“Dejé de creer en Santa Claus a la edad de seis años cuando mi madre me llevó a verlo y él me pidió mi autógrafo”, contó una vez. Pues yo dejé de creer en el Viejito Pascuero (como solemos decirle a Santa en Chile) a una edad parecida, aunque en mi caso porque lo descubrí quitándose sus ropas y la barba, y transformarse en un amable gordito aunque sin pelo ni sonrisa permanente.
Una inocencia parecida delató a una joven periodista la mañana del 10 de febrero de este año al preguntarme con total candidez si conocía a Shirley Temple, “parece que se murió”, me dijo. Claro le respondí, cuando niño me devoré sus películas. Nada que objetar, son pocos los millennials que podrían conocerla.
La Shirley, como le decía la tía abuela que me crió y patrocinó la oportunidad de ver sus películas, encarnó irremediablemente a la superestrella infantil, ese amable querubín que cantaba mientras movía sus colochos dorados y zapateaba suavemente en la cubierta de un barco, un parque o algún escenario improvisado y que, la verdad, representó para mí todo lo que significa ser feliz cuando se es niño. Pura inocencia.
Esa mañana la noticia del fallecimiento de la actriz estadounidense, a la edad de 85 años, me trajo la imagen de la casa de mis abuelos y las incontables sesiones de cine improvisado que solía instalar.
Como yo, muchos solo la conocimos por el nombre y muy poco por los títulos de sus películas. Fue la primera estrella infantil del cine de Hollywood cuando esa industria empezaba a despegar en la primera mitad del siglo XX.
Debutó con tres años y se retiró con solo 21. Se casó dos veces y tuvo tres hijos. Luego se dedicaría a la política como embajadora de varios gobiernos republicanos, pues era una militante convencida. Entre ellos el del vaquero Ronald Reagan con quien compartió en el Hollywood de los años 40.
Yo tenía 9 años y el recién comprado televisor Motorola en blanco y negro y de perillas, instalado en la sala de la casa de mis abuelos, fue la pantalla donde la conocí. Cine en su casa , así se llamaba el segmento de la televisora local que albergaba sus películas y que cada jueves me seducía. Todo un verano de incontables jueves se exhibieron sus mejores éxitos, y yo no me perdí ni uno.

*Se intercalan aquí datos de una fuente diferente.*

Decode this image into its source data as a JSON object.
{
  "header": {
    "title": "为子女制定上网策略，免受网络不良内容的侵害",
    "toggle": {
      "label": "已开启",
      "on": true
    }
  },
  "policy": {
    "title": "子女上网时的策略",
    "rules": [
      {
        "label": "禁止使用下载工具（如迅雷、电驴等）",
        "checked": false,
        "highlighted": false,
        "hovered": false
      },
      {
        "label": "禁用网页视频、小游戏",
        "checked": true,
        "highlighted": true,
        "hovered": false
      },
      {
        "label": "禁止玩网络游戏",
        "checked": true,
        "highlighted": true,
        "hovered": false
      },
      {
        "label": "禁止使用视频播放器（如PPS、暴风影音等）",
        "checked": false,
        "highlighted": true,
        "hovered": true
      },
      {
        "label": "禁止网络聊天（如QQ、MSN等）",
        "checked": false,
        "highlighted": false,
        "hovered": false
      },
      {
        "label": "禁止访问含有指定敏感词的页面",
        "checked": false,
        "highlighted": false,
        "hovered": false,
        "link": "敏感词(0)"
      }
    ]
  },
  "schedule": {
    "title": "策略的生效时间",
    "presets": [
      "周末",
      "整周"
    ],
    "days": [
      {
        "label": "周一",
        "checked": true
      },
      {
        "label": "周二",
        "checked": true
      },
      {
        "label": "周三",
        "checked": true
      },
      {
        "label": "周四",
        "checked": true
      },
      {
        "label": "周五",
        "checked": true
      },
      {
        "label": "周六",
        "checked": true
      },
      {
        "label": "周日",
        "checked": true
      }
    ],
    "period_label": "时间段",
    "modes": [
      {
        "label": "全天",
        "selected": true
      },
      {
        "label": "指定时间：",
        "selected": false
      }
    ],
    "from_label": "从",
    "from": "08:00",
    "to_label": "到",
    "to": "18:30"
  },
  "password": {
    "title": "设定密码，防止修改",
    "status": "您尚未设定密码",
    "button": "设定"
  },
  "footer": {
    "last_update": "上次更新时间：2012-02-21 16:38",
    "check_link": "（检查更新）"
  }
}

Aunque nunca la vi en el cine, la programación incluía cintas como Bright eyes ( Ojos cándidos , 1934), película por la que ganó un Oscar especial para menores; The Little Colonel ( La pequeña coronela , 1935), The Blue Bird ( El pájaro azul , 1940) y Fort Apache (1948).
En todas, su rol de pequeña heroína se alternaba con canciones y habilidosos pasos de tap.
Debo ser honesto y confesar que la inocencia de ese halo que rodeaba sus películas nunca perturbó mi conciencia, sería hasta más grande que con un dejo de desilusión y volviendo a ver sus actuaciones, entendí que indudablemente se explotaba su inocencia infantil, y de paso la nuestra, y que muchas veces los contenidos de sus películas rayaban en lo racista o sexista.
Pese a ello, la Temple se convirtió en la actriz más taquillera de Hollywood antes de alcanzar los seis años, enamoró al público de su país durante la Gran Depresión (1929), y por añadidura a las audiencias del mundo entero que seguimos viendo sus películas mucho tiempo después de que había dejado de ser una niña. Ella, y también nosotros.